Totally Random
Credit: Quantinuum
To keep cryptocurrency transactions fair and safe, the technologies that underpin them rely on a steady stream of big random numbers. But there’s always the risk that a bad actor could hack these blockchain systems and sneak in some not-so-random numbers. That might allow them to unfairly get more profit from processing transactions or even take control of the entire blockchain. One way to harden these systems might be to use quantum computers to generate the random numbers.

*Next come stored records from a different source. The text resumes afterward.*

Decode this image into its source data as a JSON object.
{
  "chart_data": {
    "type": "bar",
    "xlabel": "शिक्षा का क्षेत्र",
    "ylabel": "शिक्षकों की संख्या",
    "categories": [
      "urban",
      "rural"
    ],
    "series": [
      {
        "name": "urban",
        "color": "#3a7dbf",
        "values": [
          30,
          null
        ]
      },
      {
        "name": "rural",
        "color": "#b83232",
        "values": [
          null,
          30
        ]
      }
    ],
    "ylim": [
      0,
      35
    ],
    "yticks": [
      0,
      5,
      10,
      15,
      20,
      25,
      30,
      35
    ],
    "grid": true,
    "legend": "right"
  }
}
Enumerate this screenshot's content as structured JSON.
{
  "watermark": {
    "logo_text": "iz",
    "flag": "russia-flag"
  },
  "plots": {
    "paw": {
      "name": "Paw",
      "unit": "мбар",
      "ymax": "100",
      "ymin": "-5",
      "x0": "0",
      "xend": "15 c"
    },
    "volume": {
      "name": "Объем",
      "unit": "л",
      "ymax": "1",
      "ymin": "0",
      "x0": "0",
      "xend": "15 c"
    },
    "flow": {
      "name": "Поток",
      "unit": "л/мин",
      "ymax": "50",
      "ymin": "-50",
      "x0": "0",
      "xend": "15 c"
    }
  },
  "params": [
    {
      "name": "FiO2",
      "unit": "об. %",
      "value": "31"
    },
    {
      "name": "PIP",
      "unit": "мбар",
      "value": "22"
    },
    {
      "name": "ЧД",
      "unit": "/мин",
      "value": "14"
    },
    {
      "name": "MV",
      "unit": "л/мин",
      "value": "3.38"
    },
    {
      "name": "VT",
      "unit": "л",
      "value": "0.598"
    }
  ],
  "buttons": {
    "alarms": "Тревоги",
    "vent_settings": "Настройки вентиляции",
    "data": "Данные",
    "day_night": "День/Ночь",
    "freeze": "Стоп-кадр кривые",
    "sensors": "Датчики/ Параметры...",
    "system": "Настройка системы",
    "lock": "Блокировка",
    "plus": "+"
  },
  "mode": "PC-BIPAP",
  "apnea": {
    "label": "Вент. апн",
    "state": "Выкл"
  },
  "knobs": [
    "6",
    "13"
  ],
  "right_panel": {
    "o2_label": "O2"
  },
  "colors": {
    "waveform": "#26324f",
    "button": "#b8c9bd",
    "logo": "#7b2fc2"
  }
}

UT Austin computer science professor Scott Aaronson proposed a protocol called certified randomness that ensures the number you get back from a quantum computer really is random and couldn’t have been spoofed using a classical computer. His collaborators at Quantinuum, JPMorganChase and two national labs recently demonstrated the protocol using a 56-qubit quantum computer. The breakthrough, reported in the journal Nature, may be the first demonstration of a truly practical and real-world application of quantum computers.
“ One way to harden these systems might be to use quantum computers.”
One key to the approach is speed. Researchers repeatedly feed the quantum computer challenges that it must quickly solve, ones that even the world’s most powerful classical supercomputer would need a lot of time to solve and which the quantum computer can only solve by picking one of many possible solutions at random. The answer coming back very fast ensures the result was not spoofed by a bad actor. The other key is to use a classical supercomputer to mathematically verify that the result is genuinely random.
“Building upon the original protocol and realizing it is a first step toward using quantum computers to generate certified random bits for real-world applications,” Aaronson said.